In my virtual interactions with students, I always ask them how much time they are spending on remote learning.  Their answers range between “5 hours” and “There’s remote learning Dr. Gately?”  

Based on this unscientific research, I’m going to settle on 3 1/2 hours as the amount of time the typical kid at my school is spending each day on virtual school work.

I’ve been doing the math.  Factoring in extra help, clubs and sports, our school day runs from 7:30 AM until 3:30 PM.  That’s eight solid hours. So, if the typical student at our middle school is doing 3 1/2 hours of virtual school work, what the heck are they doing during the other 4 1/2 hours when they are inside our school building?  Even if I add up the four minutes we give kids to pass between classes, 36 minutes, I’m left to account for almost four hours. 

I find myself musing about my own routines during that time (most often 10 hours in my case). Now I’m working from home, constantly working from home. My daily tasks no longer include visits to classrooms, joining students in the cafeteria during lunch, supervising kids in hallways, and many, many meetings.  I miss those. Meetings that take place via video aren’t the same. They lack the entertaining, inconsequential tangents that make these gatherings as much an opportunity for relationship building as they are about planning and problem-solving. Helene Kriegstein, our curriculum associate for math, one of the funniest people I know, once said something hysterical at a meeting that caused me to literally fall off my chair and roll around laughing on the floor. In other words, I literally ROFL’ed. Absent face-to-face contact, somehow these conversational peregrinations aren’t as engaging.  

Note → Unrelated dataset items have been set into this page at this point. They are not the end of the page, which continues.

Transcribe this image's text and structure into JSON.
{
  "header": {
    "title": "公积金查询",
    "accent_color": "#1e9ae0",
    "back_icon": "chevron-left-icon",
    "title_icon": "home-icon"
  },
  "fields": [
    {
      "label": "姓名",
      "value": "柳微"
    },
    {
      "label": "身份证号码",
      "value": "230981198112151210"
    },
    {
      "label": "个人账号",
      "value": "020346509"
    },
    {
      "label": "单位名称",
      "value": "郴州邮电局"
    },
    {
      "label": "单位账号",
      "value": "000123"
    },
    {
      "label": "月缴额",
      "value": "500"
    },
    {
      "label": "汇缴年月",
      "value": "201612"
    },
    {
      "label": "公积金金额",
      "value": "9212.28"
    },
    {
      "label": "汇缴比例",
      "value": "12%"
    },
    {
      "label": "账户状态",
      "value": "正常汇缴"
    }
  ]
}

Kids and parents are discovering the long-held secret of middle school, it’s 3 1/2 hours of schoolwork surrounded by four hours of other fun and important stuff.  The bulk of that time is constituted of vital relationship building and social-emotional development activities. If academic “work” is the bricks of the school, then developmental activities are the mortar supporting them, one cannot exist without the other (in unprecedented times we resort to clunky metaphors, sorry).  🙂

Remote school has me thinking a great deal about time.  When we have cast off “the new temporary” (thank you to Jay Posick for that expression) I believe we will have a renewed appreciation for both the bricks and the mortar of our school experience, and the time we devote to each.